The measure, House Bill 1434, was requested by the City and County of Honolulu, but it will, if passed, apply to all counties. The county councils would first have to pass an ordinance or rules “defining ‘public nuisances’ with respect to each county’s respective circumstances,” the bill states.
“The County of Hawaii has not taken a position on HB 1434,” Executive Assistant Steven Bader, the mayor’s point man on state legislation, said in response to questions Monday. “We will monitor the bill and may decide to weigh in later if it continues to advance.”
Hawaii County already has the authority to take property it considers a public nuisance, such as the case in 2020 when it seized a downtown Hilo lot that had become the site of a homeless camp. For most of 2019, the county made increasingly serious demands to the property owners that the unpermitted structures — including makeshift dwellings, a chain-link fence and a concrete foundation — be removed, ultimately leading to the county seizing the lot when the owners refused to do so.
That foreclosure process, however, went through the court, while the measure contemplated by lawmakers would forgo that step. After all notices, orders, and appeal proceedings are exhausted, a county may satisfy all unpaid civil fines through the power of sale on the real property subject to a recorded lien.

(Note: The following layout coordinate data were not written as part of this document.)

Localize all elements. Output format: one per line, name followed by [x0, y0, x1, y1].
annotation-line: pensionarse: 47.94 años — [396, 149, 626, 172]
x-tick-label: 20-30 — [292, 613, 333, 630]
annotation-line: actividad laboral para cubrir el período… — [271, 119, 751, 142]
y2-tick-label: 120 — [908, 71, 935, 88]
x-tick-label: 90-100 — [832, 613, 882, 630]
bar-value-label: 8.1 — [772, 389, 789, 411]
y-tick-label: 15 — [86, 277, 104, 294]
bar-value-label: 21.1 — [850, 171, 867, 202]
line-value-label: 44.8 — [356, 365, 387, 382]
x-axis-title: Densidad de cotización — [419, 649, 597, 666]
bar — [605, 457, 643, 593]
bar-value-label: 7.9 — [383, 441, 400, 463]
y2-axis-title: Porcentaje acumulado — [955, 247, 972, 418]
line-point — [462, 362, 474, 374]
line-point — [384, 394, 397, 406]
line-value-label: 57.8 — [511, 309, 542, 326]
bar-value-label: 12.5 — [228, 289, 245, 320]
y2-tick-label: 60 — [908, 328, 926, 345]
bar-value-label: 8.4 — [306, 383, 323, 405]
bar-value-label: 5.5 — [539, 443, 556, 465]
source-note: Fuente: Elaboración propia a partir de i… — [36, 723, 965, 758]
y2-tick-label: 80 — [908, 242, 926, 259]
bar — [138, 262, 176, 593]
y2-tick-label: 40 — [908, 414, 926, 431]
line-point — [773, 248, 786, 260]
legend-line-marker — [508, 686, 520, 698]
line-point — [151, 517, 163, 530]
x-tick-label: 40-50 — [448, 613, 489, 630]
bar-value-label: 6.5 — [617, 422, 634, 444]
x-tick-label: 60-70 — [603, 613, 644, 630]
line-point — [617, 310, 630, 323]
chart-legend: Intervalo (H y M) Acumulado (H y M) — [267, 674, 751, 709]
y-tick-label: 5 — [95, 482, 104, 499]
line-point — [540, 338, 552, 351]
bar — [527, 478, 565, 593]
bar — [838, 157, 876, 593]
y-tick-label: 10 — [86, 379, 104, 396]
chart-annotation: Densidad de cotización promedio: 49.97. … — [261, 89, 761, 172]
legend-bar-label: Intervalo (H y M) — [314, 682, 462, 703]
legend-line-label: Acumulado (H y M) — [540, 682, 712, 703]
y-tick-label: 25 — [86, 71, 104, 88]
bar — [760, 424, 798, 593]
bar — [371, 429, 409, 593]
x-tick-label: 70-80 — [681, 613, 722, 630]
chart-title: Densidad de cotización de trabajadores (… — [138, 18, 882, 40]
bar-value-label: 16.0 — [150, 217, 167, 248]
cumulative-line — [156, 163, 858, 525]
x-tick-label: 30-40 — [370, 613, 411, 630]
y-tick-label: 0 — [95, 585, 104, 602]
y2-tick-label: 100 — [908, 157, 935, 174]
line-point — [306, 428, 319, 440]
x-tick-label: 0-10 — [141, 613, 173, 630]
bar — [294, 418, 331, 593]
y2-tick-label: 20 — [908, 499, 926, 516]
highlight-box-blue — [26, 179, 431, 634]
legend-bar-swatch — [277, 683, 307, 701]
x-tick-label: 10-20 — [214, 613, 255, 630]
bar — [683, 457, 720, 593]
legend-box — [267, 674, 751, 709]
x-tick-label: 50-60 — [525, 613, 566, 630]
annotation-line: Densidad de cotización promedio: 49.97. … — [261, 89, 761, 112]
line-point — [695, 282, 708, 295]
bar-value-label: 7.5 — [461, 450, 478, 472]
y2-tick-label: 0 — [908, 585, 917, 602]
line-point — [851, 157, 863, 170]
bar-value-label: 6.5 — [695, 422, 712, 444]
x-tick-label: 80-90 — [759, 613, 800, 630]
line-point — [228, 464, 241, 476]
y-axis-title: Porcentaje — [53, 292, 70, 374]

“Your Committee finds that by authorizing the counties to collect on liens filed on properties through a non-judicial foreclosure process, this measure provides some leverage over landowners to comply or lose their property,” Rep. Aaron Ling Johanson, an Oahu Democrat and chairman of the House Committee on Consumer Protection and Commerce, said in a Feb. 15 committee report. “If the property owner fails to comply and the property is foreclosed upon, this measure enables the property to be put to productive use, allows liens attached to the property to be satisfied, and stops the accrual of additional debt or taxes on the property.”
Rep. Mark Nakashima, D-Hamakua, North Hilo, South Hilo, chairman of the Judiciary and Hawaiian Affairs Committee, agreed the counties need more authority.
“This measure addresses the need of the counties to bring closure to pending civil fines imposed on property owners who are in violation of county land use and building ordinances,” Nakashima said in his committee report.
There were no opposing testifiers during the House process. Testimony came only in support and only from Honolulu officials and City Council members and seemed to be centered on one particular property there.
But opposing voices began popping up by the time the bill reached the Senate and went through its first committee there on March 15.
“These two bills, (HB 1434 and its Senate companion), whatever the legislative or executive intentions are, can cause irreparable damage to private property rights,” Oahu resident Choon James said in testimony. “Something as drastic and severe as taking of private property must be conducted fairly, accurately, and with due process.”
Sen. Sharon Moriwaki, a Honolulu Democrat and chairwoman of the Government Operations Committee, questioned Honolulu officials about whether the property owner would still have due process rights.
“I think there’s concern that the public may be not having all of the rights for the violations that they can have exhausted, but you claim that of those will be addressed in our procedures,” Moriwaki said.